Lay it out on the mat, aligning to the zero line at one end and smoothing it across the mat, along a line. You want the fabric to be neither taut (stretched) nor wrinkly (loose). You might need to go back and iron out the fold in the middle. Flat fabric is CRITICAL to the accuracy, so put some time into making sure you get it flat. At the 24” mark, put a pin in the strip.
Scoot the strip so the pin is at the zero line. Measure out the remainder of the strip – 6 more inches if we’re aiming for a 30” strip – and then cut.
There’s a chance that you’ll be a couple of threads over or under the 30” mark with this, but in the big picture of quilting accuracy, I don’t think this shows up in a way that harms the quilt. When sewing 30” seams, there is ALWAYS easing going on, so a couple of threads-worth has very little impact.
Method 2
Fold the strip so that the part on top is an inch bigger than half the measurement needed. Let me explain with our 30” example: you need a 30” strip, so half of 30 is 15, plus 1 equals 16”. Fold the strip so the top part is about 16”, and the bottom is the rest of the strip.
Align the fold to the zero line. Measure out 15” (half of 30”) and cut. This preserves the remaining strip for something else.
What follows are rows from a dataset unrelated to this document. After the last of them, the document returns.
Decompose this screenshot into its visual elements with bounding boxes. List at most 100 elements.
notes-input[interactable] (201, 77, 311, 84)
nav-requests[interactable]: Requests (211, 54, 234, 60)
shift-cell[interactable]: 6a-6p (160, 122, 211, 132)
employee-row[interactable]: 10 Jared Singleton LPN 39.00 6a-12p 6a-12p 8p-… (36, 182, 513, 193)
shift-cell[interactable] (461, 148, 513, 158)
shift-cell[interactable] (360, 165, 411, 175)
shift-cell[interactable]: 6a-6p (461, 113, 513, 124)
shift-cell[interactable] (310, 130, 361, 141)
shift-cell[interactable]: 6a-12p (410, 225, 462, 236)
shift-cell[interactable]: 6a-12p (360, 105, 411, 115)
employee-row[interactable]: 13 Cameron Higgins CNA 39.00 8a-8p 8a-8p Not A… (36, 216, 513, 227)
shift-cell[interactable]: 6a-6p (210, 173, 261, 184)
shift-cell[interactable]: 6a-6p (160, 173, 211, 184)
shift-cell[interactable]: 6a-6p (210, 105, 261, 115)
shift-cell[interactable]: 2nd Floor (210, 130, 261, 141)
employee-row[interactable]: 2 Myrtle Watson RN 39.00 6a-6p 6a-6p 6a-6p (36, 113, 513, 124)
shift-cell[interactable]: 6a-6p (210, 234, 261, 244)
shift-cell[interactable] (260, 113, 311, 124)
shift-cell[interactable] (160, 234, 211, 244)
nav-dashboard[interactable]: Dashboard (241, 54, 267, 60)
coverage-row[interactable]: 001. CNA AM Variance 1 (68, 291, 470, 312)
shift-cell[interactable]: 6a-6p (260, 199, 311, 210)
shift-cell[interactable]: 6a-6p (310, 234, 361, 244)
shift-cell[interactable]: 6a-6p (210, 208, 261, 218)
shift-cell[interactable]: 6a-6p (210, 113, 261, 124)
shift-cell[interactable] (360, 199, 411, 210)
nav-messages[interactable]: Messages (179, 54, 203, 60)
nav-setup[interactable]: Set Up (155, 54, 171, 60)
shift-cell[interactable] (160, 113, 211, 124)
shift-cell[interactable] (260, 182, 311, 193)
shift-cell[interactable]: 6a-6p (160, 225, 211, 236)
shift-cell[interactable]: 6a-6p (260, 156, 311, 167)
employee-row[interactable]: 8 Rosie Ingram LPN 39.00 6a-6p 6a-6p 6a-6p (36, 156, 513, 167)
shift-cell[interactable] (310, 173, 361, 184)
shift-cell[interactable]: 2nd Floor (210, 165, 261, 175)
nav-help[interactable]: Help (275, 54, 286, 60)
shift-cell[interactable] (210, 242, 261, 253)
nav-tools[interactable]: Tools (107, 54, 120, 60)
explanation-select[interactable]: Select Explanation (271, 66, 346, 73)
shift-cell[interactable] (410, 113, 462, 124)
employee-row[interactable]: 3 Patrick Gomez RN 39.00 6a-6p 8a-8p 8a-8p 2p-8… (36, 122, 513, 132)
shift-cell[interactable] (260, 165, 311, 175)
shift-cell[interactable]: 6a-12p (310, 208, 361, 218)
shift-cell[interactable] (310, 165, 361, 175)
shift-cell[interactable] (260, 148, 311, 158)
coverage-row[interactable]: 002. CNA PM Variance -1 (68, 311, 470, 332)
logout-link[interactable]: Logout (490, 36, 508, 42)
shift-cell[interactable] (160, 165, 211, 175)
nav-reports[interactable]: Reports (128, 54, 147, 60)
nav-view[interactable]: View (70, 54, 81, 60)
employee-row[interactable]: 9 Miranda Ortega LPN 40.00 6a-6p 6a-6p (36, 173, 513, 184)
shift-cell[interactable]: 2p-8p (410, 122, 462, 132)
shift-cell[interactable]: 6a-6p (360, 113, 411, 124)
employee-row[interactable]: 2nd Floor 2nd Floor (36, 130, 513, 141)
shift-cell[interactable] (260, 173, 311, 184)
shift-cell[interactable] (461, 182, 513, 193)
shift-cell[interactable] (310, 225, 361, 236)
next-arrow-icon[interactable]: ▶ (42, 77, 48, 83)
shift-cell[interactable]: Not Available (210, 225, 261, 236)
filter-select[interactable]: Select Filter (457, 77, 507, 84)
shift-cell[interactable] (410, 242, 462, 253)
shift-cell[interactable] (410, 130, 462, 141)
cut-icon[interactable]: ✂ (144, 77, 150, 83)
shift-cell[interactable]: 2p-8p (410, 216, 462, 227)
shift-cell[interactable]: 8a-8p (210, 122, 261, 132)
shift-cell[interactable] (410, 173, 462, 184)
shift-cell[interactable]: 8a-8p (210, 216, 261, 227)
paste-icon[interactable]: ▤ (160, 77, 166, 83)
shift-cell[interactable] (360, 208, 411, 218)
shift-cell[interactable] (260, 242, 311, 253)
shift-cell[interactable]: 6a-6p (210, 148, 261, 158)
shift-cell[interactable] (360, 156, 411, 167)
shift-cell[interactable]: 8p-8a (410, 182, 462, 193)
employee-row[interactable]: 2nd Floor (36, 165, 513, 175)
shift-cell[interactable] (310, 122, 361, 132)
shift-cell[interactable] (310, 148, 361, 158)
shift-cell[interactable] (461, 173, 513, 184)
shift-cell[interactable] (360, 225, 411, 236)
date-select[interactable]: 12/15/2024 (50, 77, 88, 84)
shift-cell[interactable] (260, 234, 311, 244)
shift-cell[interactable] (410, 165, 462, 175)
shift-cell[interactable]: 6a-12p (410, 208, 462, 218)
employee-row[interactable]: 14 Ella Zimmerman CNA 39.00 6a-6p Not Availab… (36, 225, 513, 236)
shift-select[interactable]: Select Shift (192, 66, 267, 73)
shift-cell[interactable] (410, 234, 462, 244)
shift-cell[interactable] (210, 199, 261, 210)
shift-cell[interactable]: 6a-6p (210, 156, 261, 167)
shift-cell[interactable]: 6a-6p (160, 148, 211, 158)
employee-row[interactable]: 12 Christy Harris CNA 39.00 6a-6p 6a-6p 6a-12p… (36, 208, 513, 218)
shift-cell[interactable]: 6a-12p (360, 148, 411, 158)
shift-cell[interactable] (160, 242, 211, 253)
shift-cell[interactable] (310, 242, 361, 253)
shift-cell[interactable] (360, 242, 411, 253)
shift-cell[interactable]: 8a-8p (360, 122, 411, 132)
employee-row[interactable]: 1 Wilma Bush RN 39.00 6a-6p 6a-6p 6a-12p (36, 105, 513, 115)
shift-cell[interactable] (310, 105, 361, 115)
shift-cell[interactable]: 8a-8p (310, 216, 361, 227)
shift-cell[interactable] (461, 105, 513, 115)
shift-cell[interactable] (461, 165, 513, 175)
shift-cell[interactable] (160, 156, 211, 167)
If you don’t care about the leftovers of a long cut, just fold the strip in half, align the selvedges, and cut measuring from the fold. You’ll get 2 smaller leftover pieces instead of one bigger one.
And there you go – a nice 30” strip!
In closing: while I’m a big fan of not owning more than I need in the tools department, I also believe in being equipped as best I can be to make my sewing life easy on me. Thus, my studio includes a 24” x 36” mat, and I have 24” and 36” rulers. If your space and budget allow for a larger mat and ruler, I highly recommend getting them – they’ll make a lot of things a little easier, which, in turn, will make your sewing time more fun!
Thank you SO much for this tutorial! I have always struggled with this. And yes my cuts do have the chevron look!
I am a bad girl. If the cut is too long, I just rip the fabric. Of course, if it’s a bias or other angled cut, then I’m out of luck.
Without seeing this tutorial when I was making your LOVE quilt, I actually used your Method 1 except I used a pencil mark instead of a pin. But I really like your Method 2, and my brain would not have thought of it on its own! So thank you!
Thank you, as a fairly new quilter, this is very helpful!